Cuando Verónica Echegui aceptó protagonizar A muerte, lo hizo con la convicción de que el teatro debía ser un lugar de verdad. El montaje proponía una reflexión colectiva sobre el final de la vida, articulada entre la ironía y el desgarro. Fue la última vez que se subió a un escenario, y esa circunstancia transforma ahora la obra en un símbolo. El fallecimiento de Echegui, a los 42 años, ha conmocionado al mundo cultural y político, y sitúa aquel proyecto como un cierre inesperado de su carrera. A muerte deja de ser únicamente un experimento teatral para convertirse en la memoria viva de una actriz que nunca eligió el camino fácil.

El espectáculo, dirigido por un equipo creativo joven y comprometido, se estrenó como un ejercicio arriesgado: plantear al público hablar sin miedo de la muerte, un tema que suele incomodar y que a menudo queda relegado al ámbito privado. Con la presencia de Verónica Echegui en escena, aquella propuesta ganó una dimensión inesperada. Su capacidad para transitar del humor al silencio, de la carcajada al nudo en la garganta, hizo que cada representación fuera única. El público no solo asistía a una función, sino a un encuentro en el que lo personal y lo colectivo se mezclaban con fuerza.

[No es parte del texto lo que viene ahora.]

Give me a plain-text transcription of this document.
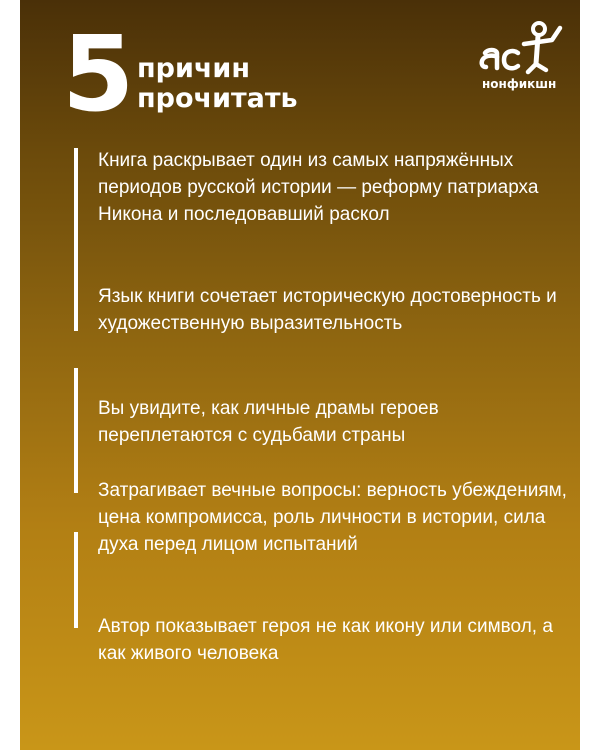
5 причин
прочитать	нонфикшн
Книга раскрывает один из самых напряжённых периодов русской истории — реформу патриарха Никона и последовавший раскол
Язык книги сочетает историческую достоверность и художественную выразительность
Вы увидите, как личные драмы героев переплетаются с судьбами страны
Затрагивает вечные вопросы: верность убеждениям, цена компромисса, роль личности в истории, сила духа перед лицом испытаний
Автор показывает героя не как икону или символ, а как живого человека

Echegui entendía que la autenticidad era la única vía posible. Por eso no se limitaba a interpretar un papel: se sumergía en él con la naturalidad de quien convierte sus propios miedos y preguntas en material escénico. En A muerte, esa cualidad alcanzó un punto culminante. Hablar de la muerte desde el escenario, interpelando al espectador sin solemnidad y con una dosis de humor liberador, se transformó en un gesto valiente que hoy cobra un significado especial al conocerse su fallecimiento.

En A muerte, Verónica Echegui y Joan Amargós daban vida a un montaje que partía de una premisa sencilla pero universal: hablar de la muerte como parte de la vida. La obra se construía a través de escenas que alternaban el humor, la ironía y la emoción, en un diálogo constante con el público. Lejos de un tono solemne, la pieza se apoyaba en lo cotidiano para interrogarse sobre cómo afrontamos el final, cómo nos relacionamos con el duelo y de qué manera el miedo a la pérdida condiciona la manera en que vivimos.

La noticia de su muerte, tras una enfermedad que llevó en privado, ha provocado un aluvión de reacciones. El presidente del Gobierno, Pedro Sánchez, expresó en redes sociales su reconocimiento: “Una actriz con un talento y una humildad enormes que se marcha demasiado joven”. También lo hicieron compañeros de profesión como Maribel Verdú, Antonio Banderas o Miguel Ángel Muñoz, que subrayaron tanto su talento como su cercanía personal. En el ámbito cultural, el recuerdo coincide en una idea: Verónica Echegui se caracterizó por elegir siempre proyectos que suponían un reto, aunque no fueran los más cómodos ni los más comerciales.

Esa actitud quedó clara desde sus inicios. En 2006 debutó en el cine con Yo soy la Juani, de Bigas Luna, papel que la convirtió en una de las grandes revelaciones de la temporada y le valió una nominación al Goya. Después vinieron trabajos como Katmandú, un espejo en el cielo, Seis puntos sobre Emma o series como Apaches y Tiempos de guerra. Su versatilidad la llevó incluso a participar en producciones internacionales como Trust, dirigida por Danny Boyle. Cada paso de su carrera mostraba la misma constante: la búsqueda de personajes complejos, alejados de lo convencional.

Con A muerte, Echegui cerró un círculo artístico. La obra, que en su origen pretendía simplemente abrir un debate social sobre la muerte, se ha convertido en un legado. El teatro, ese espacio que convierte lo intangible en experiencia compartida, se transforma en un lugar de despedida para quienes la admiraban. Allí, sobre las tablas, Verónica dejó una última lección: que hablar de lo inevitable no tiene por qué ser un acto solemne, sino también un acto de vida, de risa y de complicidad.

El vacío que deja en el cine y el teatro españoles es evidente. Tenía por delante proyectos que, según su entorno, confirmaban un momento de madurez y expansión internacional. Su temprana partida interrumpe una trayectoria que aún prometía nuevos desafíos. Pero también refuerza la dimensión de lo que ya construyó: una filmografía diversa, una presencia escénica inolvidable y una forma de entender la interpretación como búsqueda permanente de verdad.

Hoy, al recordar A muerte, resulta imposible no establecer paralelismos entre la obra y la realidad. Lo que se concibió como un montaje provocador adquiere un carácter casi profético, en el que la actriz puso en escena aquello que más tememos, invitando a reírnos de ello y a enfrentarlo juntos. Su interpretación permanece como un espejo que ahora devuelve también la imagen de su propia despedida.